Impractical Jokers has enough laughs for a matinee

Comedy troupe “The Tenderloins” make their big-screen debut in director Chris Henchy’s Impractical Jokers: The Movie from Funny or Die and truTv. In 1994, four friends, Joe Gatto, Sal Vulcano, Brian Quinn, and James Murray, were involved in an incident at a Paula Abdul concert. The incident results in the group deciding that videotaping dares is an excellent way of making a living, and the show Impractical Jokers is born. 

Years later, the show is a success, and in an ironic twist of fate, the foursome runs into Abdul at a local Red Lobster.  Abdul recognizes the group from their hit comedy show and not from the 1994 incident.   Abdul invites the group to a party in Miami, with full VIP access, but only gives them three passes. The group then decides to drive cross-country to Miami, competing in a series of pranks, with the loser not going to the concert.

Adaptations of TV shows into movies is nothing new, however with reality-based shows, the question of, “why would you pay for something in the theater, that you can watch at home” arises? For it’s a simple answer, there’s nothing like the big screen. While I consider myself more of a casual fan of the show Impractical Jokers, my wife, and son are faithful viewers of the show.

Walking into the film, I generally knew what the concept of the show was and expected to see a ninety-minute adaption of the series, with the envelope-pushing a bit further. To my surprise, screenwriters Chris Henchy, Joe Gatto, James Murray, Brian Quinn, Sal Vulcano craft a successful linear story centered on the show’s concept.

The plot is a simplistic one, granted movies like this don’t need to be overly complicated. However, the pranks in the film as the friends try to one-up another are what saves the film. Some of the capers in the movie include an Atlanta Hawks interview, a tiger in a Motel Room, and reading fake eulogies on the National Mall. One of the pranks that feature one of the Jokers as “Bat Boy” is worth the price of admission alone. I also enjoyed the extended cameos for Paula Abdul and Jaden Smith, both of whom are clearly in on the jokes.

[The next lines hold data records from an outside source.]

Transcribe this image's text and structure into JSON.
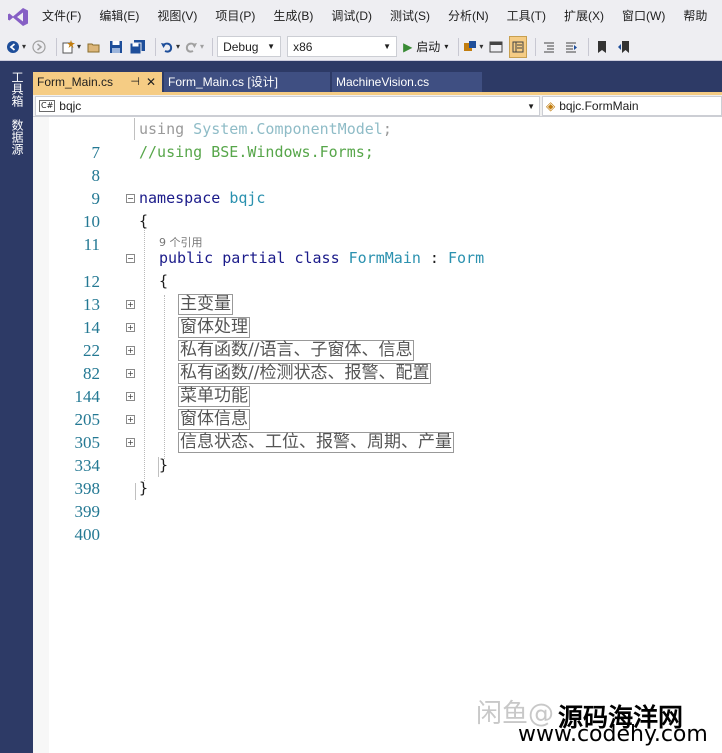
{
  "menu": {
    "items": [
      "文件(F)",
      "编辑(E)",
      "视图(V)",
      "项目(P)",
      "生成(B)",
      "调试(D)",
      "测试(S)",
      "分析(N)",
      "工具(T)",
      "扩展(X)",
      "窗口(W)",
      "帮助"
    ]
  },
  "toolbar": {
    "config": "Debug",
    "platform": "x86",
    "start_label": "启动"
  },
  "side_tabs": [
    "工具箱",
    "数据源"
  ],
  "doc_tabs": [
    {
      "label": "Form_Main.cs",
      "active": true
    },
    {
      "label": "Form_Main.cs [设计]",
      "active": false
    },
    {
      "label": "MachineVision.cs",
      "active": false
    }
  ],
  "nav": {
    "project": "bqjc",
    "class": "bqjc.FormMain"
  },
  "code": {
    "codelens": "9 个引用",
    "lines": [
      {
        "num": "7",
        "text": "using System.ComponentModel;"
      },
      {
        "num": "8",
        "text": "//using BSE.Windows.Forms;"
      },
      {
        "num": "9",
        "text": ""
      },
      {
        "num": "10",
        "text": "namespace bqjc"
      },
      {
        "num": "11",
        "text": "{"
      },
      {
        "num": "12",
        "text": "public partial class FormMain : Form"
      },
      {
        "num": "13",
        "text": "{"
      },
      {
        "num": "14",
        "text": "主变量"
      },
      {
        "num": "22",
        "text": "窗体处理"
      },
      {
        "num": "82",
        "text": "私有函数//语言、子窗体、信息"
      },
      {
        "num": "144",
        "text": "私有函数//检测状态、报警、配置"
      },
      {
        "num": "205",
        "text": "菜单功能"
      },
      {
        "num": "305",
        "text": "窗体信息"
      },
      {
        "num": "334",
        "text": "信息状态、工位、报警、周期、产量"
      },
      {
        "num": "398",
        "text": "}"
      },
      {
        "num": "399",
        "text": "}"
      },
      {
        "num": "400",
        "text": ""
      }
    ]
  },
  "watermark": {
    "faint": "闲鱼@",
    "site_name": "源码海洋网",
    "site_url": "www.codehy.com"
  }
}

The one area where Impractical Jokers: The Movie doesn’t succeed is the backstory for the group. Having the group portray the younger version of themselves is a mistake as the wigs and make-up have the quality of a high school drama production. While I understand this is a lower budget film, I’m sure the studio could’ve found lookalikes for the group. I would’ve also liked to see all of the Joker’s families in the film. The only Jokers who get somewhat of a backstory are Brian Quinn and Sal Vulcano. There’s a running joke throughout the film that tries to paint James Murray as a mysterious figure, and while the set-up is interesting, we never get a punchline ending.

Nevertheless, I do recommend that fans of the show make the trip to the theater to see Impractical Jokers: The Movie.  The film stays true to it shows roots, while providing enough laughs for novice viewers.